I’m unapologetically independent and fierce. This I did learn from the women in my family. We handle our business, sin la ayuda de nadie. I had to learn how to share my life. I’m still learning.
This morning I stepped on the scale. Part of me didn’t want to because I knew then I’d have to stop running. I had a rough winter where I endured some pretty deep depression and exacerbated asthma for months, which of course kept me from being active. There were weeks I could barely walk a block without losing my breath. I eventually got it treated but I kept going out to eat with my love and consuming far too much deliciously fatty foods and alcohol. I could feel myself getting sluggish and my clothes fitting different but I kept avoiding. The numbers on the scale this morning shouldn’t have shocked me but they did. My love reminded me of the hard winter I had. She knows I can be hard on myself. I’m trying not to be. I’m trying to remember the woman I was who rollerbladed all over Manhattan and Brooklyn and Queens, who rode her bike and played handball and went to the gym religiously. But while that woman was fit, she wasn’t happy. And now that I’m the happiest I’ve been in I don’t know how long and am in therapy and really working on my healing, the scale reminded me that this journey also includes my physical health. I’m not that person who puts a lot of stock into weight. For much of my life, I didn’t even weigh myself. I think those weight to height charts are ridiculous. I don’t want to be waif skinny. I love my curves and my big ass and my shapely hips. I just want to feel energetic and sprite. I know I haven’t been feeling like that so it’s time to ponerme en pila. I’m 40 now. I gotta do this now.
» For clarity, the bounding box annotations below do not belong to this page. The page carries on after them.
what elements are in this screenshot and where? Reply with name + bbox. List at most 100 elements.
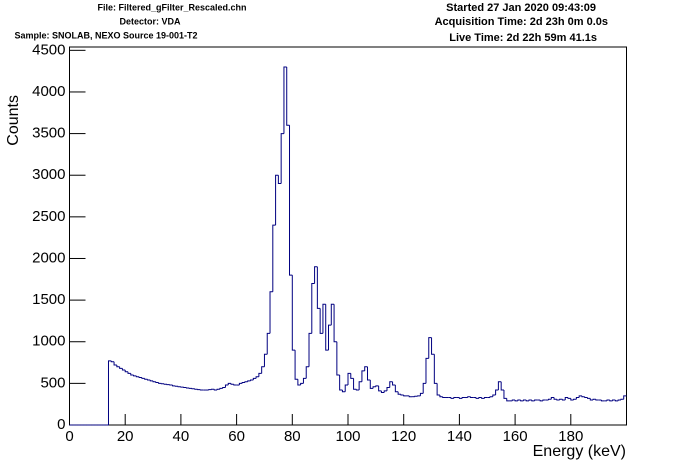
histogram-step [620, 398, 624, 401]
histogram-step [266, 332, 271, 355]
histogram-step [589, 398, 594, 401]
histogram-step [609, 400, 613, 402]
histogram-step [297, 379, 301, 386]
histogram-step [581, 395, 585, 398]
detector-label: Detector: VDA [119, 16, 181, 26]
histogram-step [606, 399, 610, 401]
histogram-step [534, 399, 538, 401]
started-label: Started 27 Jan 2020 09:43:09 [446, 2, 596, 14]
histogram-step [500, 381, 504, 391]
x-tick-label: 100 [335, 428, 360, 445]
plot-frame [69, 46, 627, 426]
x-tick-label: 60 [228, 428, 245, 445]
histogram-step [497, 381, 502, 391]
histogram-step [127, 371, 131, 374]
x-tick-label: 0 [65, 428, 73, 445]
y-tick-label: 2500 [32, 208, 65, 225]
histogram-step [600, 400, 605, 402]
histogram-step [612, 399, 616, 401]
histogram-step [110, 360, 115, 363]
histogram-step [514, 400, 518, 402]
histogram-step [389, 381, 393, 388]
histogram-step [467, 396, 471, 398]
histogram-step [269, 291, 273, 334]
histogram-step [392, 381, 396, 386]
histogram-step [394, 385, 399, 393]
histogram-step [358, 381, 362, 391]
histogram-step [291, 275, 296, 351]
histogram-step [442, 396, 446, 399]
x-tick-label: 140 [447, 428, 472, 445]
y-tick-label: 3500 [32, 125, 65, 142]
histogram-step [489, 396, 493, 398]
histogram-step [542, 399, 546, 401]
histogram-step [330, 303, 335, 326]
histogram-step [364, 366, 368, 371]
histogram-step [386, 387, 390, 391]
histogram-step [146, 379, 151, 381]
histogram-step [213, 389, 218, 391]
histogram-step [481, 397, 485, 399]
histogram-step [561, 399, 566, 401]
histogram-step [230, 383, 234, 385]
histogram-step [425, 357, 429, 384]
histogram-step [525, 400, 530, 402]
x-tick-label: 80 [284, 428, 301, 445]
histogram-step [506, 398, 510, 402]
histogram-step [341, 390, 346, 393]
y-tick-label: 4500 [32, 41, 65, 58]
histogram-step [277, 175, 282, 185]
histogram-step [311, 282, 315, 334]
histogram-step [149, 380, 154, 382]
acquisition-label: Acquisition Time: 2d 23h 0m 0.0s [435, 16, 608, 28]
histogram-step [436, 383, 440, 396]
histogram-step [107, 360, 112, 425]
histogram-step [366, 366, 371, 381]
histogram-step [380, 390, 385, 394]
histogram-step [333, 304, 337, 343]
histogram-step [300, 382, 304, 386]
histogram-step [250, 379, 254, 381]
histogram-step [113, 361, 117, 366]
histogram-step [353, 378, 357, 390]
histogram-step [461, 397, 465, 399]
histogram-step [431, 337, 435, 355]
histogram-step [375, 385, 379, 387]
histogram-step [439, 395, 443, 398]
histogram-step [280, 133, 284, 184]
histogram-step [141, 377, 145, 379]
histogram-step [224, 384, 229, 388]
histogram-step [124, 370, 128, 373]
histogram-step [121, 368, 126, 371]
histogram-step [322, 303, 326, 334]
x-tick-label: 40 [173, 428, 190, 445]
histogram-step [369, 380, 374, 389]
histogram-step [503, 390, 507, 399]
histogram-step [144, 378, 148, 380]
histogram-step [422, 382, 426, 394]
x-tick-label: 120 [391, 428, 416, 445]
histogram-step [275, 174, 279, 226]
histogram-step [556, 399, 560, 401]
y-tick-label: 1500 [32, 291, 65, 308]
histogram-step [614, 400, 619, 402]
histogram-step [575, 397, 580, 400]
histogram-step [470, 396, 474, 399]
y-tick-label: 2000 [32, 249, 65, 266]
histogram-step [286, 66, 290, 126]
histogram-step [584, 396, 588, 399]
histogram-step [397, 391, 401, 395]
histogram-step [336, 341, 340, 376]
histogram-step [263, 353, 268, 367]
y-tick-label: 4000 [32, 83, 65, 100]
histogram-step [419, 392, 424, 396]
histogram-step [158, 382, 162, 384]
y-tick-label: 1000 [32, 333, 65, 350]
histogram-step [227, 382, 232, 386]
histogram-step [378, 385, 382, 392]
y-tick-label: 500 [40, 374, 65, 391]
x-tick-label: 180 [558, 428, 583, 445]
histogram-step [595, 399, 599, 401]
histogram-step [548, 398, 552, 401]
histogram-step [135, 375, 140, 378]
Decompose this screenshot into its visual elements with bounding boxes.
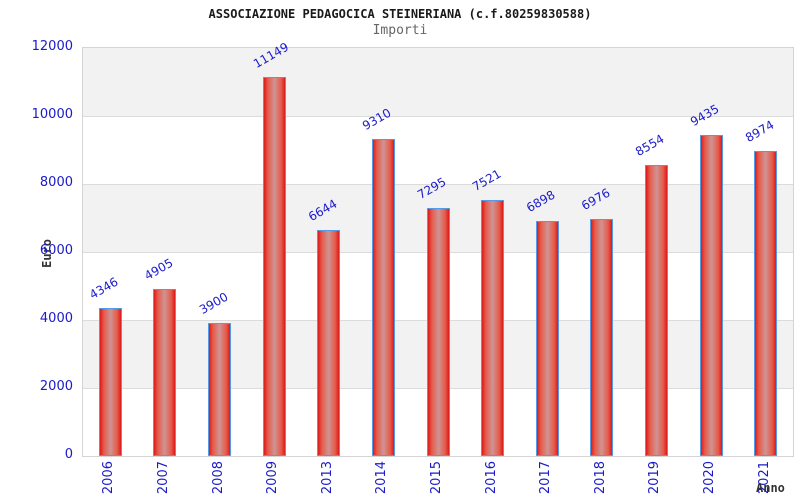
bar-value-label: 6976 [578, 185, 613, 213]
bar-value-label: 6898 [524, 187, 558, 215]
bar-value-label: 3900 [196, 289, 230, 317]
bar-2013 [317, 230, 341, 456]
x-tick-label-2006: 2006 [101, 461, 117, 495]
bar-2008 [208, 323, 232, 456]
y-tick-label: 6000 [39, 243, 73, 258]
gridline [83, 116, 793, 117]
x-tick-label-2013: 2013 [319, 461, 335, 495]
y-tick-label: 0 [64, 447, 73, 462]
plot-area: 4346 4905 3900 11149 6644 9310 7295 7521 6898 697… [82, 40, 794, 457]
x-tick-label-2007: 2007 [155, 461, 171, 495]
y-tick-label: 12000 [31, 39, 73, 54]
y-tick-label: 8000 [39, 175, 73, 190]
chart-subtitle: Importi [372, 23, 428, 38]
bar-value-label: 7295 [415, 174, 449, 202]
x-axis-tick-labels: 2006 2007 2008 2009 2013 2014 2015 2016 2017 2018… [82, 461, 792, 500]
bar-2021 [754, 151, 778, 456]
bar-2009 [262, 77, 286, 456]
x-tick-label-2014: 2014 [374, 461, 390, 495]
bar-value-label: 7521 [469, 166, 504, 194]
bar-2017 [535, 221, 559, 456]
bar-2014 [371, 139, 395, 456]
x-tick-label-2019: 2019 [647, 461, 663, 495]
bar-2006 [98, 308, 122, 456]
y-tick-label: 10000 [31, 107, 73, 122]
x-tick-label-2016: 2016 [483, 461, 499, 495]
chart-title: ASSOCIAZIONE PEDAGOCICA STEINERIANA (c.f… [208, 7, 592, 21]
bar-2018 [590, 219, 614, 456]
bar-2016 [481, 200, 505, 456]
bar-value-label: 6644 [305, 196, 340, 224]
bar-2019 [644, 165, 668, 456]
bar-value-label: 8554 [633, 131, 667, 159]
y-axis-tick-labels: 0 2000 4000 6000 8000 10000 12000 [0, 39, 77, 462]
x-tick-label-2020: 2020 [702, 461, 718, 495]
bar-value-label: 4346 [87, 274, 121, 302]
y-tick-label: 4000 [39, 311, 73, 326]
gridline [83, 184, 793, 185]
x-axis-title: Anno [756, 481, 785, 495]
bar-2007 [153, 289, 177, 456]
bar-2020 [699, 135, 723, 456]
bar-2015 [426, 208, 450, 456]
bar-value-label: 9435 [688, 101, 722, 129]
x-tick-label-2018: 2018 [592, 461, 608, 495]
x-tick-label-2008: 2008 [210, 461, 226, 495]
bar-value-label: 4905 [141, 255, 176, 283]
bar-value-label: 8974 [742, 117, 777, 145]
x-tick-label-2009: 2009 [265, 461, 281, 495]
y-tick-label: 2000 [39, 379, 73, 394]
bar-value-label: 9310 [360, 105, 394, 133]
bar-value-label: 11149 [251, 39, 292, 71]
x-tick-label-2017: 2017 [538, 461, 554, 495]
x-tick-label-2015: 2015 [429, 461, 444, 495]
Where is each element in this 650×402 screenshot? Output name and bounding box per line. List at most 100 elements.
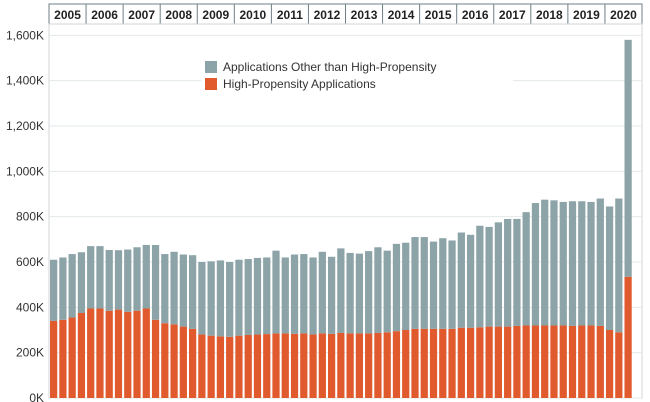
bar-high-propensity [96, 308, 104, 398]
year-label: 2016 [462, 8, 489, 22]
bar-other-applications [68, 254, 76, 318]
year-label: 2014 [388, 8, 415, 22]
y-axis: 0K 200K 400K 600K 800K 1,000K 1,200K 1,400K 1,60… [6, 28, 44, 402]
bar-high-propensity [578, 325, 586, 398]
bar-high-propensity [327, 333, 336, 398]
bar-high-propensity [457, 327, 465, 398]
year-label: 2012 [314, 8, 341, 22]
bar-high-propensity [411, 328, 419, 398]
bar-high-propensity [624, 276, 632, 398]
bar-other-applications [114, 250, 123, 310]
y-tick-label: 600K [16, 255, 44, 269]
legend-background [201, 56, 513, 94]
legend-label: High-Propensity Applications [223, 77, 376, 91]
legend: Applications Other than High-Propensity H… [201, 56, 513, 94]
bar-high-propensity [448, 328, 456, 398]
year-label: 2011 [277, 8, 303, 22]
bar-high-propensity [476, 327, 484, 398]
bar-high-propensity [300, 333, 308, 398]
year-header-band: 2005 2006 2007 2008 2009 2010 2011 2012 2013 2014… [48, 3, 643, 25]
bar-high-propensity [504, 326, 512, 398]
bar-other-applications [309, 257, 317, 335]
bar-high-propensity [142, 308, 150, 398]
bar-high-propensity [50, 320, 58, 398]
bar-high-propensity [207, 335, 215, 398]
bar-other-applications [281, 257, 289, 334]
bar-other-applications [327, 256, 336, 334]
bar-other-applications [300, 254, 308, 334]
bar-other-applications [448, 240, 456, 329]
bar-other-applications [272, 250, 280, 334]
bar-high-propensity [383, 332, 391, 398]
bars [50, 39, 632, 398]
year-label: 2006 [91, 8, 118, 22]
bar-other-applications [578, 201, 586, 326]
year-label: 2018 [536, 8, 563, 22]
y-tick-label: 0K [29, 391, 44, 402]
year-label: 2005 [54, 8, 81, 22]
bar-other-applications [587, 201, 595, 326]
bar-other-applications [513, 218, 521, 326]
y-tick-label: 1,600K [6, 28, 44, 42]
year-label: 2010 [239, 8, 266, 22]
bar-high-propensity [68, 317, 76, 398]
bar-other-applications [383, 250, 391, 333]
bar-high-propensity [337, 332, 345, 398]
bar-other-applications [420, 237, 428, 329]
bar-other-applications [504, 218, 512, 327]
legend-swatch [205, 78, 217, 90]
y-tick-label: 800K [16, 210, 44, 224]
bar-other-applications [457, 232, 465, 328]
bar-high-propensity [355, 333, 364, 398]
bar-other-applications [87, 246, 95, 309]
bar-other-applications [531, 203, 540, 326]
bar-high-propensity [87, 308, 95, 398]
bar-high-propensity [235, 335, 243, 398]
bar-high-propensity [189, 328, 197, 398]
bar-other-applications [50, 259, 58, 321]
bar-other-applications [411, 237, 419, 329]
bar-other-applications [105, 249, 113, 311]
bar-high-propensity [615, 332, 623, 398]
bar-high-propensity [402, 330, 410, 398]
bar-other-applications [318, 251, 326, 334]
bar-other-applications [374, 247, 382, 333]
bar-high-propensity [374, 332, 382, 398]
bar-other-applications [476, 225, 484, 328]
bar-other-applications [485, 226, 493, 327]
bar-high-propensity [244, 334, 252, 398]
bar-other-applications [133, 247, 141, 311]
bar-other-applications [355, 253, 364, 334]
bar-high-propensity [485, 326, 493, 398]
bar-other-applications [142, 245, 150, 309]
bar-other-applications [226, 262, 234, 337]
bar-high-propensity [216, 336, 225, 398]
bar-high-propensity [531, 325, 540, 398]
bar-other-applications [263, 257, 271, 335]
bar-other-applications [466, 234, 475, 328]
bar-other-applications [402, 242, 410, 330]
bar-high-propensity [346, 333, 354, 398]
bar-high-propensity [596, 325, 604, 398]
bar-other-applications [161, 254, 169, 324]
bar-high-propensity [522, 325, 530, 398]
bar-high-propensity [179, 326, 187, 398]
bar-other-applications [392, 243, 401, 332]
year-label: 2007 [128, 8, 155, 22]
bar-other-applications [290, 254, 299, 334]
bar-other-applications [615, 198, 623, 333]
bar-high-propensity [439, 328, 447, 398]
bar-high-propensity [226, 336, 234, 398]
bar-high-propensity [114, 309, 123, 398]
bar-other-applications [346, 252, 354, 334]
bar-high-propensity [605, 330, 614, 398]
bar-high-propensity [272, 333, 280, 398]
bar-high-propensity [59, 319, 67, 398]
year-label: 2013 [351, 8, 378, 22]
bar-high-propensity [77, 313, 86, 398]
bar-high-propensity [513, 325, 521, 398]
bar-other-applications [207, 261, 215, 336]
bar-high-propensity [281, 333, 289, 398]
bar-other-applications [439, 238, 447, 329]
bar-high-propensity [253, 334, 262, 398]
This week has been about remembering who I was and who I am now, and taking all these lessons to become a better Vanessa. It’s a journey. I’m committed to it. If I can’t do this for myself, who will? It starts with the self, right? Word.
Right! As usual, I’m touched and inspired and completely relate to your reflection and struggles. Admirably, it doesn’t seem like you need a cheerleader – but I am one.
Thanks for sharing this. I love your writing and your honesty. I’m sorry about the hostile, unsolicited criticism. Made me cringe a little reading about it.
Thanks for this. I wrote something a couple days ago (on my Facebook page) as a reply to the current political situation in our area. To be blunt, it’s dire! I got so much positive feedback about it and many told me I should forward it on to a local Independent newspaper. The person who contacted me back said that my 1700 words should be cut to about 1000 if I wanted to reach more people.
I was a little pissed at his assessment, but did my best to cut and re-submit. In one way, I wish I hadn’t – because it ended up not sounding like my original, authentic and emotional piece. Which is what I believe it needs to be to truly reach people. But it’s done now – we shall see the results.
Thank you for sharing this, my dear. I can relate. I also recently read the interview concerning your battle with heroin, and enjoyed it thoroughly. Drug addiction is somewhat of a subject of interest for me, though I have never known its effects myself.
Thanks for reading but it was my brother who struggled with heroin addiction not me.
I see. He has recovered with the proper aid, correct?
Read the interview more closely. No. He passed away.
I haven’t finished yet, my dear. At the next possible moment I shall. Good Lord, my condolences.